My lease states that heat is provided by Landlord, with no specification as to the date they turn the boilers on.

According to city code, if the temperature outside falls below 65 degrees F. between the hours of 11pm and 8am, landlord supplied heat sources are to be working.

In this case, if those conditions are met and my heat was not working and landlord was notified more than once and refused to activate the heat, would the landlord have breached the lease?

Thank you for your opinion/answer.:rolleyes:
 


xylene

Senior Member
Per the WI laws and your lease, your landlord has an obligation to provide heat to the standards described in the lease and under the state and local laws.

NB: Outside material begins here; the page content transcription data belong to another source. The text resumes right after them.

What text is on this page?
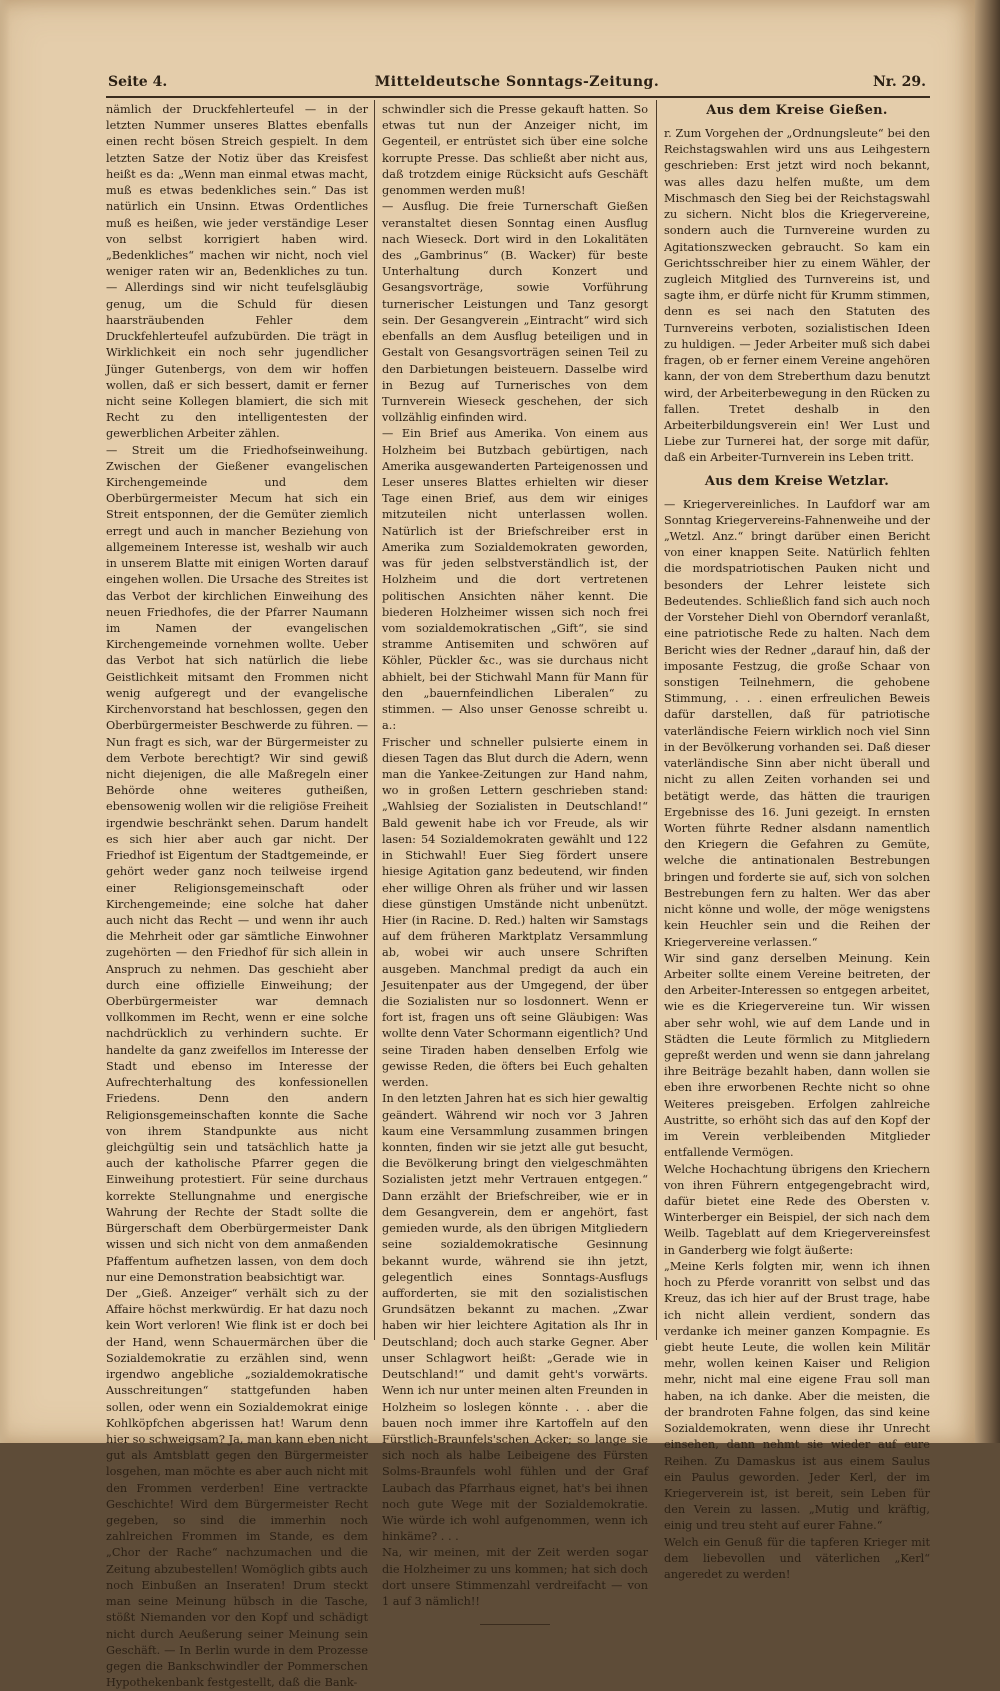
Seite 4.	Mitteldeutsche Sonntags-Zeitung.	Nr. 29.

nämlich der Druckfehlerteufel — in der letzten Nummer unseres Blattes ebenfalls einen recht bösen Streich gespielt. In dem letzten Satze der Notiz über das Kreisfest heißt es da: „Wenn man einmal etwas macht, muß es etwas bedenkliches sein.“ Das ist natürlich ein Unsinn. Etwas Ordentliches muß es heißen, wie jeder verständige Leser von selbst korrigiert haben wird. „Bedenkliches“ machen wir nicht, noch viel weniger raten wir an, Bedenkliches zu tun. — Allerdings sind wir nicht teufelsgläubig genug, um die Schuld für diesen haarsträubenden Fehler dem Druckfehlerteufel aufzubürden. Die trägt in Wirklichkeit ein noch sehr jugendlicher Jünger Gutenbergs, von dem wir hoffen wollen, daß er sich bessert, damit er ferner nicht seine Kollegen blamiert, die sich mit Recht zu den intelligentesten der gewerblichen Arbeiter zählen.

— Streit um die Friedhofseinweihung. Zwischen der Gießener evangelischen Kirchengemeinde und dem Oberbürgermeister Mecum hat sich ein Streit entsponnen, der die Gemüter ziemlich erregt und auch in mancher Beziehung von allgemeinem Interesse ist, weshalb wir auch in unserem Blatte mit einigen Worten darauf eingehen wollen. Die Ursache des Streites ist das Verbot der kirchlichen Einweihung des neuen Friedhofes, die der Pfarrer Naumann im Namen der evangelischen Kirchengemeinde vornehmen wollte. Ueber das Verbot hat sich natürlich die liebe Geistlichkeit mitsamt den Frommen nicht wenig aufgeregt und der evangelische Kirchenvorstand hat beschlossen, gegen den Oberbürgermeister Beschwerde zu führen. — Nun fragt es sich, war der Bürgermeister zu dem Verbote berechtigt? Wir sind gewiß nicht diejenigen, die alle Maßregeln einer Behörde ohne weiteres gutheißen, ebensowenig wollen wir die religiöse Freiheit irgendwie beschränkt sehen. Darum handelt es sich hier aber auch gar nicht. Der Friedhof ist Eigentum der Stadtgemeinde, er gehört weder ganz noch teilweise irgend einer Religionsgemeinschaft oder Kirchengemeinde; eine solche hat daher auch nicht das Recht — und wenn ihr auch die Mehrheit oder gar sämtliche Einwohner zugehörten — den Friedhof für sich allein in Anspruch zu nehmen. Das geschieht aber durch eine offizielle Einweihung; der Oberbürgermeister war demnach vollkommen im Recht, wenn er eine solche nachdrücklich zu verhindern suchte. Er handelte da ganz zweifellos im Interesse der Stadt und ebenso im Interesse der Aufrechterhaltung des konfessionellen Friedens. Denn den andern Religionsgemeinschaften konnte die Sache von ihrem Standpunkte aus nicht gleichgültig sein und tatsächlich hatte ja auch der katholische Pfarrer gegen die Einweihung protestiert. Für seine durchaus korrekte Stellungnahme und energische Wahrung der Rechte der Stadt sollte die Bürgerschaft dem Oberbürgermeister Dank wissen und sich nicht von dem anmaßenden Pfaffentum aufhetzen lassen, von dem doch nur eine Demonstration beabsichtigt war.

Der „Gieß. Anzeiger“ verhält sich zu der Affaire höchst merkwürdig. Er hat dazu noch kein Wort verloren! Wie flink ist er doch bei der Hand, wenn Schauermärchen über die Sozialdemokratie zu erzählen sind, wenn irgendwo angebliche „sozialdemokratische Ausschreitungen“ stattgefunden haben sollen, oder wenn ein Sozialdemokrat einige Kohlköpfchen abgerissen hat! Warum denn hier so schweigsam? Ja, man kann eben nicht gut als Amtsblatt gegen den Bürgermeister losgehen, man möchte es aber auch nicht mit den Frommen verderben! Eine vertrackte Geschichte! Wird dem Bürgermeister Recht gegeben, so sind die immerhin noch zahlreichen Frommen im Stande, es dem „Chor der Rache“ nachzumachen und die Zeitung abzubestellen! Womöglich gibts auch noch Einbußen an Inseraten! Drum steckt man seine Meinung hübsch in die Tasche, stößt Niemanden vor den Kopf und schädigt nicht durch Aeußerung seiner Meinung sein Geschäft. — In Berlin wurde in dem Prozesse gegen die Bankschwindler der Pommerschen Hypothekenbank festgestellt, daß die Bank-

schwindler sich die Presse gekauft hatten. So etwas tut nun der Anzeiger nicht, im Gegenteil, er entrüstet sich über eine solche korrupte Presse. Das schließt aber nicht aus, daß trotzdem einige Rücksicht aufs Geschäft genommen werden muß!

— Ausflug. Die freie Turnerschaft Gießen veranstaltet diesen Sonntag einen Ausflug nach Wieseck. Dort wird in den Lokalitäten des „Gambrinus“ (B. Wacker) für beste Unterhaltung durch Konzert und Gesangsvorträge, sowie Vorführung turnerischer Leistungen und Tanz gesorgt sein. Der Gesangverein „Eintracht“ wird sich ebenfalls an dem Ausflug beteiligen und in Gestalt von Gesangsvorträgen seinen Teil zu den Darbietungen beisteuern. Dasselbe wird in Bezug auf Turnerisches von dem Turnverein Wieseck geschehen, der sich vollzählig einfinden wird.

— Ein Brief aus Amerika. Von einem aus Holzheim bei Butzbach gebürtigen, nach Amerika ausgewanderten Parteigenossen und Leser unseres Blattes erhielten wir dieser Tage einen Brief, aus dem wir einiges mitzuteilen nicht unterlassen wollen. Natürlich ist der Briefschreiber erst in Amerika zum Sozialdemokraten geworden, was für jeden selbstverständlich ist, der Holzheim und die dort vertretenen politischen Ansichten näher kennt. Die biederen Holzheimer wissen sich noch frei vom sozialdemokratischen „Gift“, sie sind stramme Antisemiten und schwören auf Köhler, Pückler &c., was sie durchaus nicht abhielt, bei der Stichwahl Mann für Mann für den „bauernfeindlichen Liberalen“ zu stimmen. — Also unser Genosse schreibt u. a.:

Frischer und schneller pulsierte einem in diesen Tagen das Blut durch die Adern, wenn man die Yankee-Zeitungen zur Hand nahm, wo in großen Lettern geschrieben stand: „Wahlsieg der Sozialisten in Deutschland!“ Bald gewenit habe ich vor Freude, als wir lasen: 54 Sozialdemokraten gewählt und 122 in Stichwahl! Euer Sieg fördert unsere hiesige Agitation ganz bedeutend, wir finden eher willige Ohren als früher und wir lassen diese günstigen Umstände nicht unbenützt. Hier (in Racine. D. Red.) halten wir Samstags auf dem früheren Marktplatz Versammlung ab, wobei wir auch unsere Schriften ausgeben. Manchmal predigt da auch ein Jesuitenpater aus der Umgegend, der über die Sozialisten nur so losdonnert. Wenn er fort ist, fragen uns oft seine Gläubigen: Was wollte denn Vater Schormann eigentlich? Und seine Tiraden haben denselben Erfolg wie gewisse Reden, die öfters bei Euch gehalten werden.

In den letzten Jahren hat es sich hier gewaltig geändert. Während wir noch vor 3 Jahren kaum eine Versammlung zusammen bringen konnten, finden wir sie jetzt alle gut besucht, die Bevölkerung bringt den vielgeschmähten Sozialisten jetzt mehr Vertrauen entgegen.“ Dann erzählt der Briefschreiber, wie er in dem Gesangverein, dem er angehört, fast gemieden wurde, als den übrigen Mitgliedern seine sozialdemokratische Gesinnung bekannt wurde, während sie ihn jetzt, gelegentlich eines Sonntags-Ausflugs aufforderten, sie mit den sozialistischen Grundsätzen bekannt zu machen. „Zwar haben wir hier leichtere Agitation als Ihr in Deutschland; doch auch starke Gegner. Aber unser Schlagwort heißt: „Gerade wie in Deutschland!“ und damit geht's vorwärts. Wenn ich nur unter meinen alten Freunden in Holzheim so loslegen könnte . . . aber die bauen noch immer ihre Kartoffeln auf den Fürstlich-Braunfels'schen Acker; so lange sie sich noch als halbe Leibeigene des Fürsten Solms-Braunfels wohl fühlen und der Graf Laubach das Pfarrhaus eignet, hat's bei ihnen noch gute Wege mit der Sozialdemokratie. Wie würde ich wohl aufgenommen, wenn ich hinkäme? . . .

Na, wir meinen, mit der Zeit werden sogar die Holzheimer zu uns kommen; hat sich doch dort unsere Stimmenzahl verdreifacht — von 1 auf 3 nämlich!!

Aus dem Kreise Gießen.

r. Zum Vorgehen der „Ordnungsleute“ bei den Reichstagswahlen wird uns aus Leihgestern geschrieben: Erst jetzt wird noch bekannt, was alles dazu helfen mußte, um dem Mischmasch den Sieg bei der Reichstagswahl zu sichern. Nicht blos die Kriegervereine, sondern auch die Turnvereine wurden zu Agitationszwecken gebraucht. So kam ein Gerichtsschreiber hier zu einem Wähler, der zugleich Mitglied des Turnvereins ist, und sagte ihm, er dürfe nicht für Krumm stimmen, denn es sei nach den Statuten des Turnvereins verboten, sozialistischen Ideen zu huldigen. — Jeder Arbeiter muß sich dabei fragen, ob er ferner einem Vereine angehören kann, der von dem Streberthum dazu benutzt wird, der Arbeiterbewegung in den Rücken zu fallen. Tretet deshalb in den Arbeiterbildungsverein ein! Wer Lust und Liebe zur Turnerei hat, der sorge mit dafür, daß ein Arbeiter-Turnverein ins Leben tritt.

Aus dem Kreise Wetzlar.

— Kriegervereinliches. In Laufdorf war am Sonntag Kriegervereins-Fahnenweihe und der „Wetzl. Anz.“ bringt darüber einen Bericht von einer knappen Seite. Natürlich fehlten die mordspatriotischen Pauken nicht und besonders der Lehrer leistete sich Bedeutendes. Schließlich fand sich auch noch der Vorsteher Diehl von Oberndorf veranlaßt, eine patriotische Rede zu halten. Nach dem Bericht wies der Redner „darauf hin, daß der imposante Festzug, die große Schaar von sonstigen Teilnehmern, die gehobene Stimmung, . . . einen erfreulichen Beweis dafür darstellen, daß für patriotische vaterländische Feiern wirklich noch viel Sinn in der Bevölkerung vorhanden sei. Daß dieser vaterländische Sinn aber nicht überall und nicht zu allen Zeiten vorhanden sei und betätigt werde, das hätten die traurigen Ergebnisse des 16. Juni gezeigt. In ernsten Worten führte Redner alsdann namentlich den Kriegern die Gefahren zu Gemüte, welche die antinationalen Bestrebungen bringen und forderte sie auf, sich von solchen Bestrebungen fern zu halten. Wer das aber nicht könne und wolle, der möge wenigstens kein Heuchler sein und die Reihen der Kriegervereine verlassen.“

Wir sind ganz derselben Meinung. Kein Arbeiter sollte einem Vereine beitreten, der den Arbeiter-Interessen so entgegen arbeitet, wie es die Kriegervereine tun. Wir wissen aber sehr wohl, wie auf dem Lande und in Städten die Leute förmlich zu Mitgliedern gepreßt werden und wenn sie dann jahrelang ihre Beiträge bezahlt haben, dann wollen sie eben ihre erworbenen Rechte nicht so ohne Weiteres preisgeben. Erfolgen zahlreiche Austritte, so erhöht sich das auf den Kopf der im Verein verbleibenden Mitglieder entfallende Vermögen.

Welche Hochachtung übrigens den Kriechern von ihren Führern entgegengebracht wird, dafür bietet eine Rede des Obersten v. Winterberger ein Beispiel, der sich nach dem Weilb. Tageblatt auf dem Kriegervereinsfest in Ganderberg wie folgt äußerte:

„Meine Kerls folgten mir, wenn ich ihnen hoch zu Pferde voranritt von selbst und das Kreuz, das ich hier auf der Brust trage, habe ich nicht allein verdient, sondern das verdanke ich meiner ganzen Kompagnie. Es giebt heute Leute, die wollen kein Militär mehr, wollen keinen Kaiser und Religion mehr, nicht mal eine eigene Frau soll man haben, na ich danke. Aber die meisten, die der brandroten Fahne folgen, das sind keine Sozialdemokraten, wenn diese ihr Unrecht einsehen, dann nehmt sie wieder auf eure Reihen. Zu Damaskus ist aus einem Saulus ein Paulus geworden. Jeder Kerl, der im Kriegerverein ist, ist bereit, sein Leben für den Verein zu lassen. „Mutig und kräftig, einig und treu steht auf eurer Fahne.“

Welch ein Genuß für die tapferen Krieger mit dem liebevollen und väterlichen „Kerl“ angeredet zu werden!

There is a standard of reasonability. For instance the lease would not be void if the heat was inoperative due to a mechanical breakdown, so long as the landlord was making a reasonable effort to promptly fix the heating plant. Another example would be a strike, shortage or embargo that disrupts fuel supplies, these would be beyond the landlords control. The LL would still need to make reasonable efforts. Not wanting to run the heater due to high energy prices is not reasonable. It is a material breech of the landlords obligations.

Willfully failing to run the heat to the standards in law makes the property "untenantable" and could be considered a "self-help eviction", so essentially by the LL's action which make the dwelling uninhabitable, the landlord has broken the lease... This certainly allows you to exit your lease and could subject the landlord to damages as well.
 

HomeGuru

Senior Member
DiamondJ said:
From: City limits of Appleton, WI

My lease states that heat is provided by Landlord, with no specification as to the date they turn the boilers on.

According to city code, if the temperature outside falls below 65 degrees F. between the hours of 11pm and 8am, landlord supplied heat sources are to be working.

In this case, if those conditions are met and my heat was not working and landlord was notified more than once and refused to activate the heat, would the landlord have breached the lease?

Thank you for your opinion/answer.:rolleyes:

**A: why is L not providing heat?
 

ENASNI

Senior Member
whoa

Two good answers to the same question.

one very detailed and to the point.

one very succinct and to the point.


Where else on earth do we see such a thing? :confused:



No ... nobody answer that... PLEASE!